Linux and Windows

Who said living in harmony is only limited to human beings and animals? Operating systems, and for this case Windows 7 and Ubuntu can co-relate and share the same resources like siblings or best pals on one PC. In this guide, I’m going to show you how to dual boot windows 7 and Ubuntu, the perfect harmony to experience these two unique different worlds.

Windows 7 can be described as a lean mean OS, because it wants to boss your boot up process and occupy your system alone. However, this is entirely different for Linux. Ubuntu, one of Linux’s distros, can be described as the friendly OS. It treats Windows just like a friend you keep somewhere in your hard drive for occasional use.

Requirements:

  • Your free time.
  • Windows 7 installation disc. (Either a full copy or an upgraded disc). This is more than available and even if you can’t find it among your old collection of Vistas and XPs, you definitely know a friend who has one.
  • Ubuntu ISO. This can be downloaded from Ubuntu.com, the official website or any other alternative downloads.
  • A blank CD/DVD or empty USB drive.

Before proceeding, back up all your data, regardless of whether you already have Windows 7 installed. This is important in case things go wrong somewhere.

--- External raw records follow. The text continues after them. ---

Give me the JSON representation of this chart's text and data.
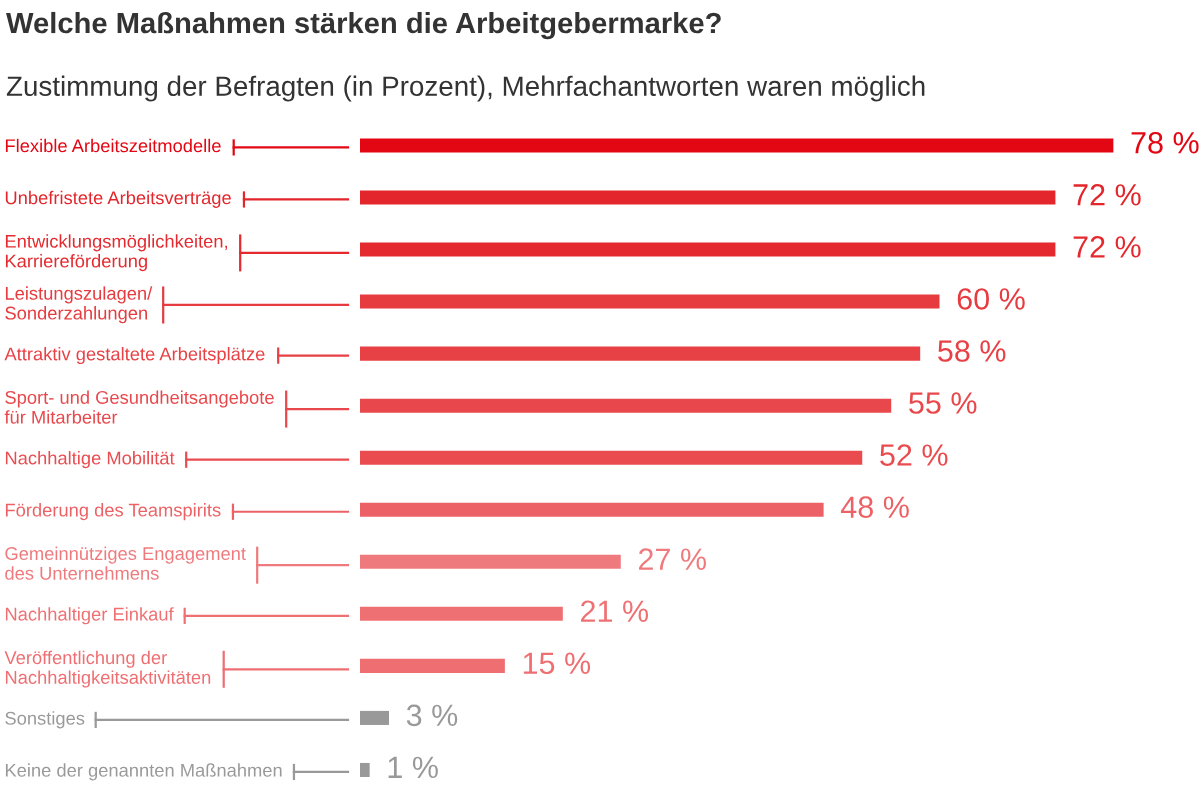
{
  "chart_data": {
    "type": "bar",
    "orientation": "horizontal",
    "title": "Welche Maßnahmen stärken die Arbeitgebermarke?",
    "subtitle": "Zustimmung der Befragten (in Prozent), Mehrfachantworten waren möglich",
    "categories": [
      "Flexible Arbeitszeitmodelle",
      "Unbefristete Arbeitsverträge",
      "Entwicklungsmöglichkeiten,\nKarriereförderung",
      "Leistungszulagen/\nSonderzahlungen",
      "Attraktiv gestaltete Arbeitsplätze",
      "Sport- und Gesundheitsangebote\nfür Mitarbeiter",
      "Nachhaltige Mobilität",
      "Förderung des Teamspirits",
      "Gemeinnütziges Engagement\ndes Unternehmens",
      "Nachhaltiger Einkauf",
      "Veröffentlichung der\nNachhaltigkeitsaktivitäten",
      "Sonstiges",
      "Keine der genannten Maßnahmen"
    ],
    "values": [
      78,
      72,
      72,
      60,
      58,
      55,
      52,
      48,
      27,
      21,
      15,
      3,
      1
    ],
    "value_labels": [
      "78 %",
      "72 %",
      "72 %",
      "60 %",
      "58 %",
      "55 %",
      "52 %",
      "48 %",
      "27 %",
      "21 %",
      "15 %",
      "3 %",
      "1 %"
    ],
    "colors": [
      "#e30613",
      "#e3262b",
      "#e42a2f",
      "#e63b3f",
      "#e74045",
      "#e8474b",
      "#e94b4f",
      "#ec6165",
      "#ef7a7d",
      "#ef7073",
      "#ee6e71",
      "#999999",
      "#999999"
    ],
    "tick_labels": "y",
    "grid": false,
    "legend": false
  }
}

If you have Windows 7 already installed in your PC, the process is much simplified, but first you need to shrink the partition containing Windows 7. To pull this off, follow the following procedure:

  1. Open computer management and see how much free space is available in your hard drive, preferable the C drive, where windows 7 occupies by default.
  2. Because Windows 7 usually has two partitions on your hard drive, it is important to avoid touching the 100MB partition as this contains the crucial system data. Right click on the larger partition and click “shrink partition”
  3. Once the amount of space you can shrink is shown, select the amount of space you wish to create a new partition and click shrink.
  4. Insert your Ubuntu CD/USB into your PC (after turning it off) then boot into a live Ubuntu or GParted. Select the new space you created, format it and label it Ubuntu.
  5. Select “Try Ubuntu without any changes to your computer“. This enables you to boot into a live Ubuntu desktop.
  6. On your desktop, click “Install” and when the “prepare disk space” section appears, click on “Specify partitions manually” then advance. Your partition is ready, you only have to set the partition you created as your preferred mount point.

Finish the installation procedure, and then reboot your PC.  When the system boots up, you will see the two operating systems listed.